If $\Gamma(f):=\frac a2|f'|^2$, are there $0\le\eta_k\in C_c^\infty$ with $\eta_k\uparrow1$ and $\Gamma(\eta_k)\le1k$?

Question

Let $$\Gamma(f):=\frac a2|f'|^2\;\;\;\text{for }f\in C_c^\infty(\mathbb R)$$ for some $a>0$. How can we show that there is a $(\eta_k)_{k\in\mathbb N}\subseteq C_c^\infty(\mathbb R)$ with $$0\le\eta_k\le\eta_{k+1}\;\;\;\text{for all }k\in\mathbb N,$$ $$\eta_k\xrightarrow{k\to\infty}1$$ and $$\Gamma(\eta_k)\le\frac1k\;\;\;\text{for all }k\in\mathbb N?$$

Answer 1

Yes.
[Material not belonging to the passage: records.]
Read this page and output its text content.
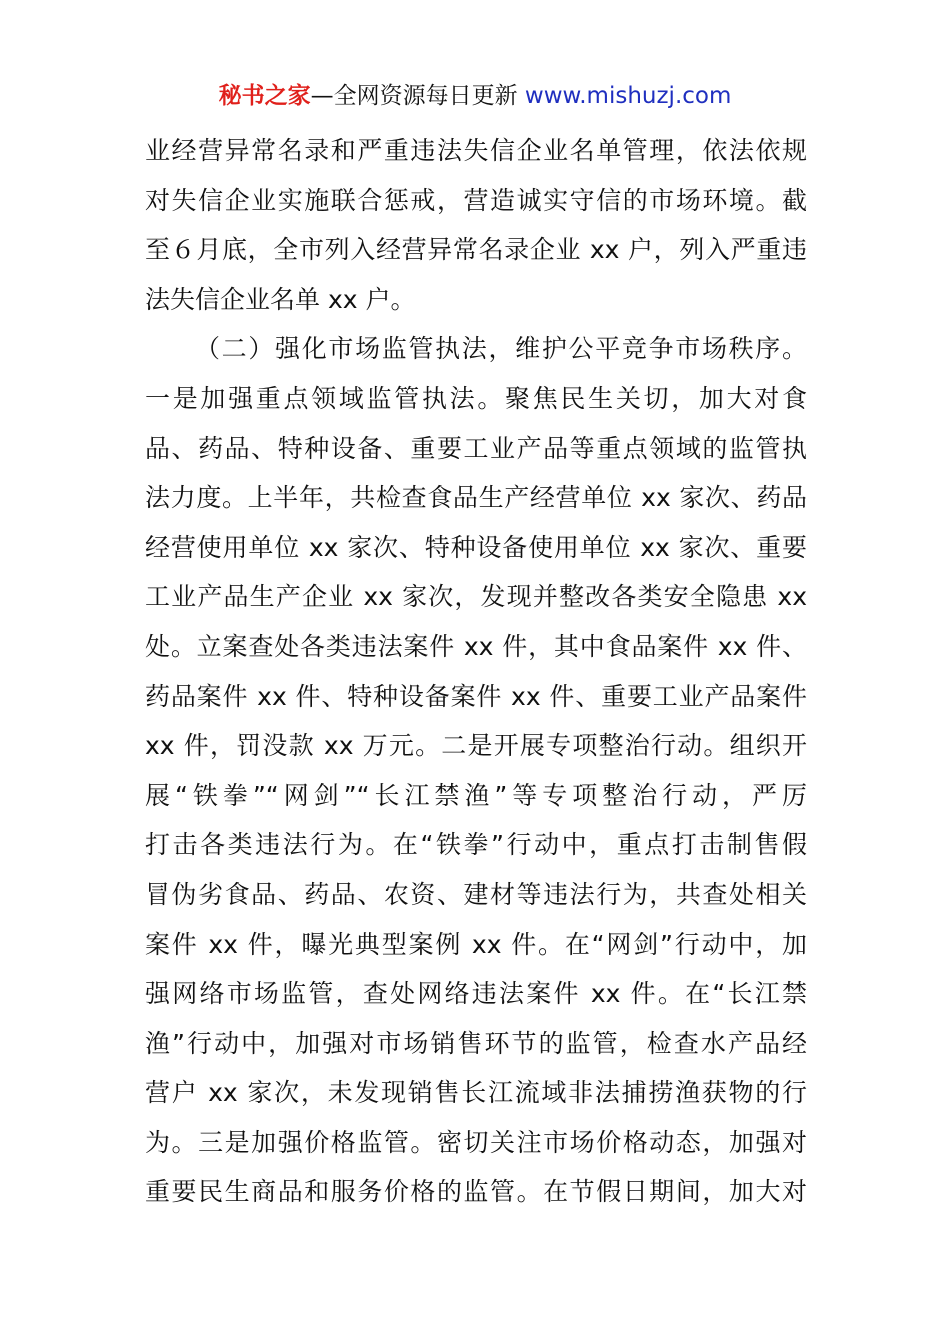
秘书之家—全网资源每日更新 www.mishuzj.com
业经营异常名录和严重违法失信企业名单管理，依法依规
对失信企业实施联合惩戒，营造诚实守信的市场环境。截
至６月底，全市列入经营异常名录企业 xx 户，列入严重违
法失信企业名单 xx 户。
（二）强化市场监管执法，维护公平竞争市场秩序。
一是加强重点领域监管执法。聚焦民生关切，加大对食
品、药品、特种设备、重要工业产品等重点领域的监管执
法力度。上半年，共检查食品生产经营单位 xx 家次、药品
经营使用单位 xx 家次、特种设备使用单位 xx 家次、重要
工业产品生产企业 xx 家次，发现并整改各类安全隐患 xx
处。立案查处各类违法案件 xx 件，其中食品案件 xx 件、
药品案件 xx 件、特种设备案件 xx 件、重要工业产品案件
xx 件，罚没款 xx 万元。二是开展专项整治行动。组织开
展“铁拳”“网剑”“长江禁渔”等专项整治行动，严厉
打击各类违法行为。在“铁拳”行动中，重点打击制售假
冒伪劣食品、药品、农资、建材等违法行为，共查处相关
案件 xx 件，曝光典型案例 xx 件。在“网剑”行动中，加
强网络市场监管，查处网络违法案件 xx 件。在“长江禁
渔”行动中，加强对市场销售环节的监管，检查水产品经
营户 xx 家次，未发现销售长江流域非法捕捞渔获物的行
为。三是加强价格监管。密切关注市场价格动态，加强对
重要民生商品和服务价格的监管。在节假日期间，加大对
Let $\eta_k\colon \mathbb{R}\to [0,1]$ such that $\eta_k|_{[-k,k]}=1$, $\eta_k|_{\mathbb{R}\setminus[-2k,2k]}=0$ and $\eta_k$ is affine on $[-2k,-k]$ and on $[k,2k]$. Then the sequence $(\eta_k)$ is increasing to $1$ and $$ \frac {a}2|\eta_k(x)-\eta_k(y)|^2\leq \frac{a}{2k^2}. $$ Thus $\frac a 2|\eta_k'|^2\leq \frac 1 k$ for a $k$ sufficiently large. If you want if to be smooth, simply mollify. Similar constructions work in higher dimensions (and in fact on any complete Riemannian manifold without boundary).